Bu kez köşeyi bir şair kaptı: Cevahir Bedel…
Yazın alanında verilen ödüller şu ya da bu nedenle tartışılabilir, ama iki yararlarının olduğu yadsınamaz. Önce, alanı yüreklendirir; sonra, okuru bir yapıtla ve o yapıtı ortaya çıkaranla tanıştırır. 2014 Ceyhun Atuf Kansu Şiir Ödülü, okur olarak beni zenginleştirdi, ‘cevahir’ (Osmanlıların da kullandığı Arapça’da ‘değerli taşlar’ anlamında) bulmuş gibi oldum: bana Cevahir Bedel gibi bir şairi tanıttı. Oysa, Cevahir Bedel bu ödülü kazandığı Çayırı Sayıklamak kitabından önce iki şiir kitabı daha yayınlamıştı… Bu durumda, “Yaşasın ödüller!” diyebiliriz.
12 Haziran 2014’te Cumhuriyet Kitap Eki’nde kendisiyle yapılan söyleşide “dünya üstünde işlenen her suçtan kendim yapmışım gibi suçluluk ve utanç duyuyorum” diyor şair. O nedenle de çocukken dinlediği söylencedeki pepuk kuşunu (guguk kuşunu) benzetmelik olarak kullanıyor. Masala göre, üvey anneleri iki çocuğu dağdan kenger (kengel) toplamaya gönderir. Kenger, hem soyulup çiğ olarak, hem de pişirilerek yenen, ayrıca sütünden sakız çıkarılan bir bitki… İki çocuk bütün gün dağda kenger toplarlar. Eve dönmeden önce büyük kardeş bakar ki, küçüğünün torbası bomboştur. Üvey annenin bu durumda onlara yapacaklarını düşünüp kardeşini paylar. Onu topladığı kengerleri yemekle suçlar. Küçük, ısrarla yemediğini söyler, ablasını inandıramayınca “İstersen aç karnımı, bak” der. Kardeşinin karnını açıp boş olduğunu gören çocuk, yaptığına çok üzülür. Meğerse üvey anne ona delik bir torba vermiştir. Kardeşini ağlayarak yıkar, gömer. Sonra da vicdan azabından Tanrı’ya onu pepuk kuşuna çevirmesi için dua eder; böylece suçundan ötürü kendini dağa taşa ihbar edip duracaktır.
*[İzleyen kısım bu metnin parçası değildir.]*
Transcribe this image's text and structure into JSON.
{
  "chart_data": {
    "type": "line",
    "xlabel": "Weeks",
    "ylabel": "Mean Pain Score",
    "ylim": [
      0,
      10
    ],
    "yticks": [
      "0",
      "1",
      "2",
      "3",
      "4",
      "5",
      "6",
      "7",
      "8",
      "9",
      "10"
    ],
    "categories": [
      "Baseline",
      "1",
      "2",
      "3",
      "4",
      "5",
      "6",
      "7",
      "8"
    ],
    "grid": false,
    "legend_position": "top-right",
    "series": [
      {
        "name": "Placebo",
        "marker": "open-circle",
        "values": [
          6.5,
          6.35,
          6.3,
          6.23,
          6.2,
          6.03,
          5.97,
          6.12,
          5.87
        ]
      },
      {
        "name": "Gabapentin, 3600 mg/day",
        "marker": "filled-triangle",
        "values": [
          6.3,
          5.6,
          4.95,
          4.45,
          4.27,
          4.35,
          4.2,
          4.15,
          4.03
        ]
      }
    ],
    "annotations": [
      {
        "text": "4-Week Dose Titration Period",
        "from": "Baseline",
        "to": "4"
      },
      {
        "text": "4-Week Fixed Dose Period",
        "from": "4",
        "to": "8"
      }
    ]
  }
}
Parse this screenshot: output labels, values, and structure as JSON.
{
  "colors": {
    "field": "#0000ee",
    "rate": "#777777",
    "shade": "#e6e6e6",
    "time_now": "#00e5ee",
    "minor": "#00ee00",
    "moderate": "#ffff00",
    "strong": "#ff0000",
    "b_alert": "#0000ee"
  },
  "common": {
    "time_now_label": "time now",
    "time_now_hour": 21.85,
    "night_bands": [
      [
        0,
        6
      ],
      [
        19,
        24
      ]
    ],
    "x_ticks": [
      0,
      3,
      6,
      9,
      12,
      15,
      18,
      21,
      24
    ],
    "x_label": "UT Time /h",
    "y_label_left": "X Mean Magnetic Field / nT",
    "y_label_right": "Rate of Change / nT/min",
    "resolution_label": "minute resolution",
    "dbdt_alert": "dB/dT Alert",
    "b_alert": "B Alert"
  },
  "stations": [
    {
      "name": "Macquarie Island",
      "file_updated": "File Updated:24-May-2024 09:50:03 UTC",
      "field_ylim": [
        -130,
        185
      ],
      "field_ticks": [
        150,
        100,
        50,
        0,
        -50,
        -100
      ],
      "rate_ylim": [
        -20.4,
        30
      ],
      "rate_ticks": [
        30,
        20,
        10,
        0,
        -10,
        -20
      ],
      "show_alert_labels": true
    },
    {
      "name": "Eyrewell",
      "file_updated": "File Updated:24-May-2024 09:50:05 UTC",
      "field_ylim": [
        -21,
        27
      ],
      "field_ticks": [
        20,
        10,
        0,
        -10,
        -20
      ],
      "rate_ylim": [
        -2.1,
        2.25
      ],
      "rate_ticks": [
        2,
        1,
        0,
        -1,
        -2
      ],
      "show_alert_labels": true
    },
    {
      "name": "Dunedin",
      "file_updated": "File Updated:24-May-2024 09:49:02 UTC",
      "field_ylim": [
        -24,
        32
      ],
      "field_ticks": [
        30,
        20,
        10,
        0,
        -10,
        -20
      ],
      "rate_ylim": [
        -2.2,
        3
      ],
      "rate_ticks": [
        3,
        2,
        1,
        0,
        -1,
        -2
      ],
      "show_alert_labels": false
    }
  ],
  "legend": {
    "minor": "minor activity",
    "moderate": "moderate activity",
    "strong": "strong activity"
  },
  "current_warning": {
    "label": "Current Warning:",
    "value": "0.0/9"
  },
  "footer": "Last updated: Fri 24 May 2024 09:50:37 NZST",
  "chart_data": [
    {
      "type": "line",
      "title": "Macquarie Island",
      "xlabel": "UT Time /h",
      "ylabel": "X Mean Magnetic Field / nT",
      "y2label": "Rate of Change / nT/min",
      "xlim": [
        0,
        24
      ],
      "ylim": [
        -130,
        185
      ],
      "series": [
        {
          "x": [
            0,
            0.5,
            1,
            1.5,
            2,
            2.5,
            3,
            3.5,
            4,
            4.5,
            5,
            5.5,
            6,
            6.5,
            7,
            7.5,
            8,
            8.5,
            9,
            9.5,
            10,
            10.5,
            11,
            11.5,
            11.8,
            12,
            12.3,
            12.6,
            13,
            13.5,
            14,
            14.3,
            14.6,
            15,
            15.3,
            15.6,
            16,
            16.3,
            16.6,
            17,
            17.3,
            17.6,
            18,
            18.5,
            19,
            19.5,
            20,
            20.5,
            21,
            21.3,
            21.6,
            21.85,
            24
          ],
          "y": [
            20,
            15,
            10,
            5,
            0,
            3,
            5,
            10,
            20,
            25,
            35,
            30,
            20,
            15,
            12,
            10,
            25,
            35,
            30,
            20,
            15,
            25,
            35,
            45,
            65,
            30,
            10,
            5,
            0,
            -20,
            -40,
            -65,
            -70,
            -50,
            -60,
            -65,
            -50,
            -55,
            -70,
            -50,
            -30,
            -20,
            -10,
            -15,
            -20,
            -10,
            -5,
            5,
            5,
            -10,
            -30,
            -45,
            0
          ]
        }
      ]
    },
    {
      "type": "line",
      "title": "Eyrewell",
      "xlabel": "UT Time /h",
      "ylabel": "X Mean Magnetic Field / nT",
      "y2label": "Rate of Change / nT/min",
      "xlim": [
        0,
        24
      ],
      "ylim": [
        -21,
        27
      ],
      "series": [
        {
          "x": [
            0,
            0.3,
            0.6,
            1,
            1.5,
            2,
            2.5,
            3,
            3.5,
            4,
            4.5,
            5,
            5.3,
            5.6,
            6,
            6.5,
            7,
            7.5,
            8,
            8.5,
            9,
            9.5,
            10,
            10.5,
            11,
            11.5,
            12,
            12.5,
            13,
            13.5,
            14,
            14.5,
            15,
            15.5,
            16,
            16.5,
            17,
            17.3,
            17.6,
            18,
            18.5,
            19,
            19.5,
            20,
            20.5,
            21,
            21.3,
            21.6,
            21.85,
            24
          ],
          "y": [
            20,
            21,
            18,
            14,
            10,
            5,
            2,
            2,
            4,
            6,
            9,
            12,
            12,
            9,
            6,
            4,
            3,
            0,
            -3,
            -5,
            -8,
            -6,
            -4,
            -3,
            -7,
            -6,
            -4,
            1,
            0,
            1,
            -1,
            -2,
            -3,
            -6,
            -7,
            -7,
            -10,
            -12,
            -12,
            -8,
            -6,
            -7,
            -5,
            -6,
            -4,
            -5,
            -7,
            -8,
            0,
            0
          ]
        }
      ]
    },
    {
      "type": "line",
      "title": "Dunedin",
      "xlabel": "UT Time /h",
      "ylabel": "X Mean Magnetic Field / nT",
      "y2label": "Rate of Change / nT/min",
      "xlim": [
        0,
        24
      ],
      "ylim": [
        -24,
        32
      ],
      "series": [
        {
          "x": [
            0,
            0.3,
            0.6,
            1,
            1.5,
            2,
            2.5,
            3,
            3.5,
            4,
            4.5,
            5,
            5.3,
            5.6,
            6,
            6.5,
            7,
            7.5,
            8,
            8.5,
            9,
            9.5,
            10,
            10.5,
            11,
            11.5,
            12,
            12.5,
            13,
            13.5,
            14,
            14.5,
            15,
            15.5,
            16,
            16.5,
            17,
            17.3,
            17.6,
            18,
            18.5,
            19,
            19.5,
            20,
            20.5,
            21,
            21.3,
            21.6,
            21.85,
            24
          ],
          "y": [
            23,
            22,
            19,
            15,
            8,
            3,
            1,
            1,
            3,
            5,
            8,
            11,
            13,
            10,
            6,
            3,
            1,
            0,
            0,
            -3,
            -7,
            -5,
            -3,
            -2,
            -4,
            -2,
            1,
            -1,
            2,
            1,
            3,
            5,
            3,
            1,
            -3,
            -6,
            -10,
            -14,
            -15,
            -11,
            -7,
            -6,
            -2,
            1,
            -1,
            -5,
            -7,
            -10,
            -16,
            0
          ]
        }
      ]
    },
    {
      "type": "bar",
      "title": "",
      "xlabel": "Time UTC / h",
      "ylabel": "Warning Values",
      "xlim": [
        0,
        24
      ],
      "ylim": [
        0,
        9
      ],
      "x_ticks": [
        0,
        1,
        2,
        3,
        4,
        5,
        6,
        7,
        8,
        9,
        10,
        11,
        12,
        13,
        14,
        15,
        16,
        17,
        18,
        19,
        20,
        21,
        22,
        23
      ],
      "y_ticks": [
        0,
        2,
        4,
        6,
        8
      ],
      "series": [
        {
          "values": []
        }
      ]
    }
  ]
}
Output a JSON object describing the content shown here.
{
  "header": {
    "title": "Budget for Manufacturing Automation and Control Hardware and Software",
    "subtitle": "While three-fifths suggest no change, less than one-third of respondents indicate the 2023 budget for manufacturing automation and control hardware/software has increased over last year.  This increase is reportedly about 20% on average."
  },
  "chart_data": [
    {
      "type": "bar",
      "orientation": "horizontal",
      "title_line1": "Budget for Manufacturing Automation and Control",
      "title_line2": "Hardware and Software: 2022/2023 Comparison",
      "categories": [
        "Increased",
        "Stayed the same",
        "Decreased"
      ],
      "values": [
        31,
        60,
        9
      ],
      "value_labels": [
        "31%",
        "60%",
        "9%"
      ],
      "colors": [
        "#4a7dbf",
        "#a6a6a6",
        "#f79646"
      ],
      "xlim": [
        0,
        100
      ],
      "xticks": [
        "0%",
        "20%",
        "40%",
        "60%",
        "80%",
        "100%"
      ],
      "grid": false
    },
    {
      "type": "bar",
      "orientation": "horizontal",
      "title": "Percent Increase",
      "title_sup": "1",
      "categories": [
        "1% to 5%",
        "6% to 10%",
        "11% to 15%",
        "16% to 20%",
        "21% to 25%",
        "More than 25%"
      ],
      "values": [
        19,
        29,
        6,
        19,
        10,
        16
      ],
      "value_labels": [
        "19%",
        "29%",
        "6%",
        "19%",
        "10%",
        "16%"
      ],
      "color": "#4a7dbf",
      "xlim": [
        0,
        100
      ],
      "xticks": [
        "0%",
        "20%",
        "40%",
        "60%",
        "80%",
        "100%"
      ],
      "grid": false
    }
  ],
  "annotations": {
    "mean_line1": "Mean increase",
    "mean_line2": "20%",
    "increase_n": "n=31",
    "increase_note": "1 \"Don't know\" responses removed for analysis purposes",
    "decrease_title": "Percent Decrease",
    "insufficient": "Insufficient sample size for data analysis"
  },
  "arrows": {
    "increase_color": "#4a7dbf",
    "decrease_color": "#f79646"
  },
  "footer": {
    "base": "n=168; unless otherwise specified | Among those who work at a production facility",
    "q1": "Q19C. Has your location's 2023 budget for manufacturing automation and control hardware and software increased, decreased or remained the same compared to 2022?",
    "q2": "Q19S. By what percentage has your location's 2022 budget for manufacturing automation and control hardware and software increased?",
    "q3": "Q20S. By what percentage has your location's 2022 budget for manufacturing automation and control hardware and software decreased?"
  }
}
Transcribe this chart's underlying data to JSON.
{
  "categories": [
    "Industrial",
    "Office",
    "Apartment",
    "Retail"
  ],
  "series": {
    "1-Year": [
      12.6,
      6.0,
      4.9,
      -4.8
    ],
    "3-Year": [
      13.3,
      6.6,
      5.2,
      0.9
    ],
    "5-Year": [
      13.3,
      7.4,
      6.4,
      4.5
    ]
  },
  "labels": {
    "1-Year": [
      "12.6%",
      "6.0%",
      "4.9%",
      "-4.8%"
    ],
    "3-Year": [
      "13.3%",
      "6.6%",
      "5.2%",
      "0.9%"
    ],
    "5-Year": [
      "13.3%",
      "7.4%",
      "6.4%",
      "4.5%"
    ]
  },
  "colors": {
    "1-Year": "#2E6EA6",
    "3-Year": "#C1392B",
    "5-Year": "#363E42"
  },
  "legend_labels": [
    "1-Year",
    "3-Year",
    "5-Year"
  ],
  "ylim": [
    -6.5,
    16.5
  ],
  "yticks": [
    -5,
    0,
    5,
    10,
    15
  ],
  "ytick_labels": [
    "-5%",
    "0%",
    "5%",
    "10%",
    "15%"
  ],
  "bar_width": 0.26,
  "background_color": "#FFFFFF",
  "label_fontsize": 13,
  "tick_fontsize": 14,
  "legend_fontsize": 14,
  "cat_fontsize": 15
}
“Her ölenle sanki ben de ölüyorum ve gömülüyorum. Bu utancı ve acıyı tüm benliğimde hissediyorum” diyen şair kitabını da bir ağıt olarak niteliyor. İçi parçalanan bir insanın kendini yerden yere atarak yaktığı bir ağıt değil bu! Denetimli, bilgili, bestelenmiş bir ağıt gibi olduğu için “ELEGIE” desem alafrangalaştırıp yozlaştırmış mı olurum? Ses (müzik de diyebiliriz) de duygu kadar önde… Derin ama ağır değil, ince; haykırmadan, ilenmeden anlatıyor her şeyi; gözyaşı döktürmüyor, ama iç sızlatıyor. İnsan olduğunu duyumsatıyor okuyana.
Kitap, ağıt ve söyleşilerden oluşuyor: 1. ağıt, kavak ile… rüzgâr ile… kar ile… ölmez çiçeği ile…, 2. ağıt, su ile… ateş ile… boşluk ile… geçmiş ile…, 3. ağıt, yıldız ile… yaz ile… kendim ile..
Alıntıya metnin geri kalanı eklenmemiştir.